People may presume that what happens in a doctor's office is a private matter. After all, doctor-patient confidentiality is a medical ethic. Yet few legal protections give patients redress when that confidentiality is breached. A patchwork of state rules protects the privacy of some records sometimes, but there is no comprehensive federal protection. In most places, identifiable medical records can legally be shared with employers, telemarketers, researchers and others without telling patients or getting their consent.

The Clinton administration is partly to blame for this medical privacy crisis. The president supported the administrative simplification provisions in the 1996 Health Insurance Portability and Accountability Act, which dictated to medical providers and health insurers that records be computerized, using a standard format. The point was to make health records easily and instantly accessible to doctors, hospitals, insurers and pharmacies. But with that accessibility comes a lack of security.

To assuage the fears of privacy advocates, the law gave Congress until late August 1999 to protect the privacy of medical records. When Congress failed to act within that time, the president was charged with rulemaking.

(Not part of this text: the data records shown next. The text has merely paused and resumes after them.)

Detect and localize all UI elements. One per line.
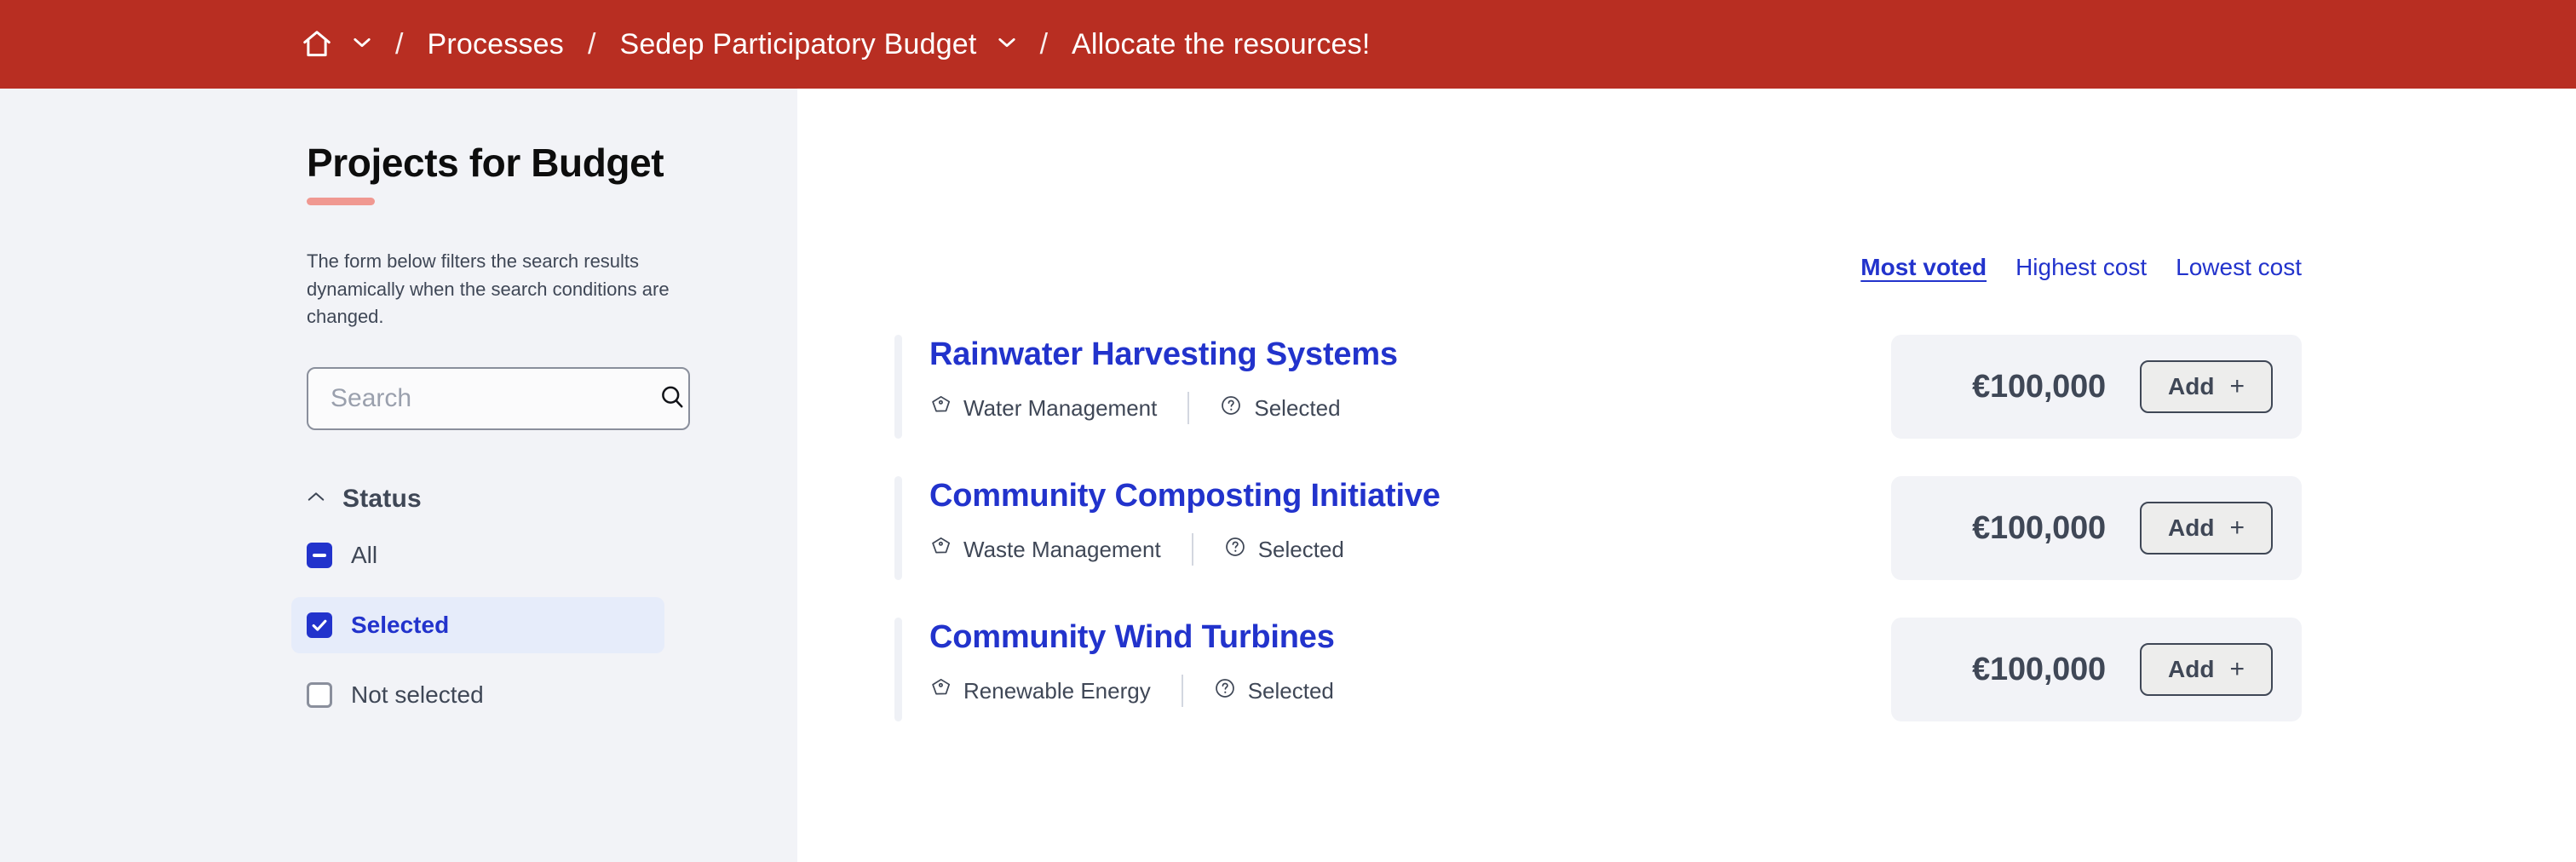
filter-option-selected[interactable]: Selected [291,597,664,653]
sort-link-lowest-cost[interactable]: Lowest cost [2176,254,2302,281]
search-input[interactable] [331,384,659,413]
add-project-button-label: Add [2168,656,2214,683]
home-icon[interactable] [300,28,334,60]
project-meta: Renewable Energy [929,675,1335,707]
projects-main: Most voted Highest cost Lowest cost Rain… [797,89,2576,862]
project-category: Waste Management [929,536,1161,564]
search-box[interactable] [307,367,690,430]
title-underline-rule [307,198,375,205]
project-category: Renewable Energy [929,677,1151,705]
project-price-card: €100,000 Add + [1891,335,2302,439]
process-chevron-down-icon[interactable] [998,37,1016,53]
page-body: Projects for Budget The form below filte… [0,89,2576,862]
status-badge: Selected [1214,677,1334,705]
search-submit-button[interactable] [659,384,685,412]
project-price: €100,000 [1972,510,2106,547]
project-info: Community Composting Initiative Waste Ma… [894,476,1891,580]
question-circle-icon [1214,677,1236,705]
breadcrumb-item-allocate-the-resources[interactable]: Allocate the resources! [1072,28,1370,61]
add-project-button[interactable]: Add + [2140,502,2273,555]
project-price-card: €100,000 Add + [1891,476,2302,580]
status-badge: Selected [1220,394,1340,422]
add-project-button-label: Add [2168,514,2214,542]
status-badge: Selected [1224,536,1344,564]
project-info: Community Wind Turbines Renewable Energy [894,618,1891,721]
sort-options-bar: Most voted Highest cost Lowest cost [1860,254,2302,281]
filter-option-not-selected[interactable]: Not selected [291,667,664,723]
plus-icon: + [2229,515,2245,541]
question-circle-icon [1220,394,1242,422]
filters-sidebar: Projects for Budget The form below filte… [0,89,797,862]
page-title: Projects for Budget [307,140,695,186]
project-price: €100,000 [1972,652,2106,688]
projects-list: Rainwater Harvesting Systems Water Manag… [894,335,2302,759]
row-accent-bar [894,476,902,580]
add-project-button[interactable]: Add + [2140,360,2273,413]
project-category-label: Renewable Energy [963,678,1151,704]
breadcrumb-item-sedep-participatory-budget[interactable]: Sedep Participatory Budget [619,28,976,61]
tag-icon [929,536,952,564]
project-category-label: Waste Management [963,537,1161,563]
question-circle-icon [1224,536,1246,564]
status-badge-label: Selected [1254,395,1340,422]
project-meta: Water Management [929,392,1398,424]
breadcrumb-separator-1: / [395,28,403,61]
meta-divider [1187,392,1189,424]
breadcrumb-item-processes[interactable]: Processes [427,28,564,61]
breadcrumb-separator-2: / [588,28,595,61]
breadcrumb-item-process-group[interactable]: Sedep Participatory Budget [619,28,1015,61]
project-title-link[interactable]: Community Wind Turbines [929,619,1335,656]
filter-group-status-header[interactable]: Status [307,485,695,514]
row-accent-bar [894,618,902,721]
sort-link-most-voted[interactable]: Most voted [1860,254,1987,281]
project-info: Rainwater Harvesting Systems Water Manag… [894,335,1891,439]
sort-link-highest-cost[interactable]: Highest cost [2015,254,2147,281]
project-meta: Waste Management [929,533,1440,566]
project-title-link[interactable]: Rainwater Harvesting Systems [929,336,1398,373]
filter-option-all-label: All [351,542,377,569]
project-category: Water Management [929,394,1157,422]
filter-option-not-selected-label: Not selected [351,681,484,709]
status-badge-label: Selected [1258,537,1344,563]
tag-icon [929,677,952,705]
project-price: €100,000 [1972,369,2106,405]
search-icon [659,384,685,412]
row-accent-bar [894,335,902,439]
breadcrumb-home[interactable] [300,28,371,60]
breadcrumb-separator-3: / [1040,28,1048,61]
tag-icon [929,394,952,422]
filter-option-selected-label: Selected [351,612,449,639]
checkbox-unchecked-icon[interactable] [307,682,332,708]
table-row: Community Wind Turbines Renewable Energy [894,618,2302,759]
chevron-up-icon[interactable] [307,491,325,507]
add-project-button-label: Add [2168,373,2214,400]
checkbox-checked-icon[interactable] [307,612,332,638]
project-price-card: €100,000 Add + [1891,618,2302,721]
filter-group-status: Status All Selected [307,485,695,723]
table-row: Community Composting Initiative Waste Ma… [894,476,2302,618]
filter-group-status-label: Status [342,485,422,514]
filter-help-text: The form below filters the search result… [307,248,681,331]
filter-option-all[interactable]: All [291,527,664,583]
add-project-button[interactable]: Add + [2140,643,2273,696]
checkbox-indeterminate-icon[interactable] [307,543,332,568]
breadcrumb-bar: / Processes / Sedep Participatory Budget… [0,0,2576,89]
meta-divider [1182,675,1183,707]
plus-icon: + [2229,374,2245,399]
project-title-link[interactable]: Community Composting Initiative [929,478,1440,514]
status-badge-label: Selected [1248,678,1334,704]
plus-icon: + [2229,657,2245,682]
meta-divider [1192,533,1193,566]
home-chevron-down-icon[interactable] [353,37,371,53]
project-category-label: Water Management [963,395,1157,422]
table-row: Rainwater Harvesting Systems Water Manag… [894,335,2302,476]
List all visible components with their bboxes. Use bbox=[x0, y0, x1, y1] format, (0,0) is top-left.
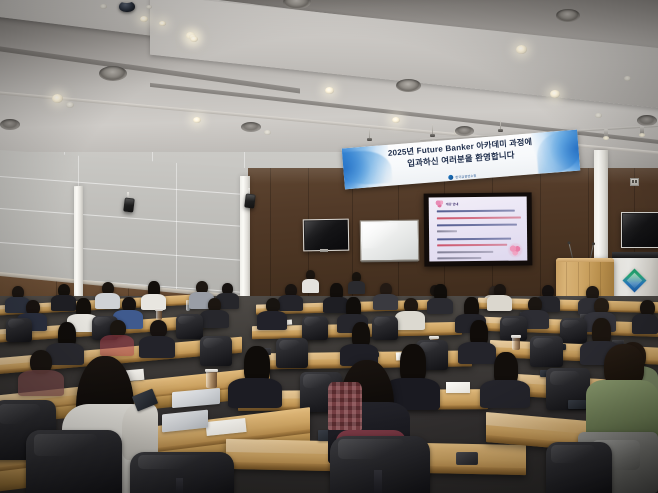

Clinton's proposed rules would prohibit health insurers, hospitals and doctors from disclosing identifiable medical records without patient consent, for reasons other than patient treatment, payment for health services or health care operations. In addition, patients would have a right to review their own medical files and be informed of who accessed their records and for what purpose. Lapses in security and improper disclosures could lead to criminal and civil penalties.

  While these regulations move us in the right direction, they don't go far enough. The medical establishment, including the American Medical Association and American Psychiatric Association, expressed disappointment that the rules didn't rein in some of the invasive practices of HMOs, such as reviewing medical records to find cheaper forms of treatment. Civil liberties groups note that the rules fail to limit law enforcement's access to medical records. Police don't need a warrant to get medical records, despite the significant privacy interests at stake. And nothing in the rules protects patients from disclosure by employers, public health agencies and life insurance companies. The president's rules can be strengthened in some areas, but it's really up to Congress to enact broad privacy protections in these other areas.

As we deregulate the banking sector to allow health insurers to merge with banks and credit card companies, it would be comforting to know that federal rules will prevent your banker from seeing the results of your latest physical. While more needs to be done, the administration's regulations at least provide enough of a legal shield so that doctor-patient confidentiality won't become a quaint 20th century relic.